Question

How do you show whether the improper integral $\int {\dfrac{1}{{1 + {x^2}}}dx}$ converges or diverges from negative infinity to infinity?

Answer 1

The only way to prove it is by evaluating it. We have to integrate it from negative infinity to positive infinity. Then we have to analyze the final result, if it is coming out to be a definite number then we can say that it converges otherwise it diverges.

Complete answer:
Consider a function f(x) which exhibits a Type I or Type II behaviour on the interval $\left[ {a,b} \right]$ (in other words, the integral $\int\limits_a^b {f\left( x \right)dx}$ is improper). We saw before that this integral is defined as a limit. Therefore, we have two cases:
$\left( 1 \right)$ The limit exists (and is a number), in this case we say that the improper integral is convergent.
$\left( 2 \right)$ The limit does not exist or it is infinite, then we say that the improper integral is divergent.
In the above question, it is given that
$\Rightarrow \int {\dfrac{1}{{1 + {x^2}}}dx}$
Now we will integrate this function,
On integrating the above function, we get
$\Rightarrow \int {\dfrac{1}{{1 + {x^2}}}dx} = {\tan ^{ - 1}}x + C$
We know that ${\lim _{x \to \infty }}{\tan ^{ - 1}}x = \dfrac{\pi }{2}$ and ${\lim _{x \to - \infty }}{\tan ^{ - 1}}x = - \dfrac{\pi }{2}$
We need to split the integral. $0$ is usually easy to work with, so let’s use it.
$\int_{ - \infty }^\infty {\dfrac{1}{{1 + {x^2}}}dx = {{\lim }_{a \to - \infty }}\int\limits_a^0 {\dfrac{1}{{1 + {x^2}}}dx + {{\lim }_{b \to \infty }}\int\limits_0^b {\dfrac{1}{{1 + {x^2}}}dx} } }$
Now, use the above value of integral.
$\Rightarrow {\lim _{a \to - \infty }}\left[ {{{\tan }^{ - 1}}x} \right]_a^0 + {\lim _{b \to \infty }}\left[ {{{\tan }^{ - 1}}x} \right]_0^b$
On putting the limits in function, we get
$\Rightarrow {\lim _{a \to - \infty }}\left[ {{{\tan }^{ - 1}}0 - {{\tan }^{ - 1}}a} \right] + {\lim _{b \to \infty }}\left[ {{{\tan }^{ - 1}}b - {{\tan }^{ - 1}}0} \right]$
We know that ${\tan ^{ - 1}}\infty = \dfrac{\pi }{2}$ and ${\tan ^{ - 1}} - \infty = - \dfrac{\pi }{2}$.
$\Rightarrow \left[ {0 - \left( { - \dfrac{\pi }{2}} \right)} \right] + \left[ {\dfrac{\pi }{2} - 0} \right]$
$\Rightarrow \dfrac{\pi }{2} + \dfrac{\pi }{2}$
$\Rightarrow \pi$
Therefore, the integral converges from negative infinity to infinity.

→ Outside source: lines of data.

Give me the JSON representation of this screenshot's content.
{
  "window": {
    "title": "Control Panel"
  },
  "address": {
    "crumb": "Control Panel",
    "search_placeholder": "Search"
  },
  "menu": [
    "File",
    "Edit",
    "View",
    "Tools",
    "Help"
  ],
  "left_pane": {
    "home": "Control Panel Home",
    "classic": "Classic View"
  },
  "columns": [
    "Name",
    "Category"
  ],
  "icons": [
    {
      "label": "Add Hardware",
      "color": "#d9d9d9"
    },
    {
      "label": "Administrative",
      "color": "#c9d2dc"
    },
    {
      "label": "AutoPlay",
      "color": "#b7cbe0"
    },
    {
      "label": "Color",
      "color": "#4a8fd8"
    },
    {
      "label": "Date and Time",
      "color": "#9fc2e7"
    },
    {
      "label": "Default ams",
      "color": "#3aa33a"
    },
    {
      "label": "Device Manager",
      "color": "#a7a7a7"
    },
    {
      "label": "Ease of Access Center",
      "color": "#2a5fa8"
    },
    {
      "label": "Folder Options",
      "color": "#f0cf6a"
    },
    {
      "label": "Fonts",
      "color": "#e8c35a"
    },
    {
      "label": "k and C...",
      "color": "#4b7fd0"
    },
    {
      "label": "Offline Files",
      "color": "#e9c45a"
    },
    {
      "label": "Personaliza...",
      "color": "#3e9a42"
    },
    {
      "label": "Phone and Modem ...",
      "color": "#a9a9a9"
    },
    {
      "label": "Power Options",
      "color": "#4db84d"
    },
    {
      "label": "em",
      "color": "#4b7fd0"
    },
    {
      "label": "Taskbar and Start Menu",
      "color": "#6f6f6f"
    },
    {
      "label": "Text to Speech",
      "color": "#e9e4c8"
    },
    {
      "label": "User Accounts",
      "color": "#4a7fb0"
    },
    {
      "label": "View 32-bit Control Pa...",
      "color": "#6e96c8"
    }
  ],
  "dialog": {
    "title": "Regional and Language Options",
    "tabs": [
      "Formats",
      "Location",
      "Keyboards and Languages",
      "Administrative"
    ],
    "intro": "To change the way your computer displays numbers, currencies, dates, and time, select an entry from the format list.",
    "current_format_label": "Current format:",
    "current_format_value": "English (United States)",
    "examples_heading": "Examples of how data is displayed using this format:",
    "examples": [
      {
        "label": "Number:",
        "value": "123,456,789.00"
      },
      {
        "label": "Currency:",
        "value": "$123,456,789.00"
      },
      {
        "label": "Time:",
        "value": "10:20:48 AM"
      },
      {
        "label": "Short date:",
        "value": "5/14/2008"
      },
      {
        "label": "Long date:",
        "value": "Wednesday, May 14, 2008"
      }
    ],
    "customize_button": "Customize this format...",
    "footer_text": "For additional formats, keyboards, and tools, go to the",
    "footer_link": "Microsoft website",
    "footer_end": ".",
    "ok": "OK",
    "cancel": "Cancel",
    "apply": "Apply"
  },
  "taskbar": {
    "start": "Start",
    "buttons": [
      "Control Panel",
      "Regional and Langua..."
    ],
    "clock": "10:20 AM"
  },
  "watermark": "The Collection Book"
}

Note: If the limit exists and is a finite number, we say the improper integral converges. If the limit is $\pm \infty$ or does not exist, we say the improper integral diverges. an improper integral is the limit of a definite integral as an endpoint of the interval(s) of integration approaches either a specified real number or positive or negative infinity; or in some instances as both endpoints approach limits. Such an integral is often written symbolically just like a standard definite integral, in some cases with infinity as a limit of integration.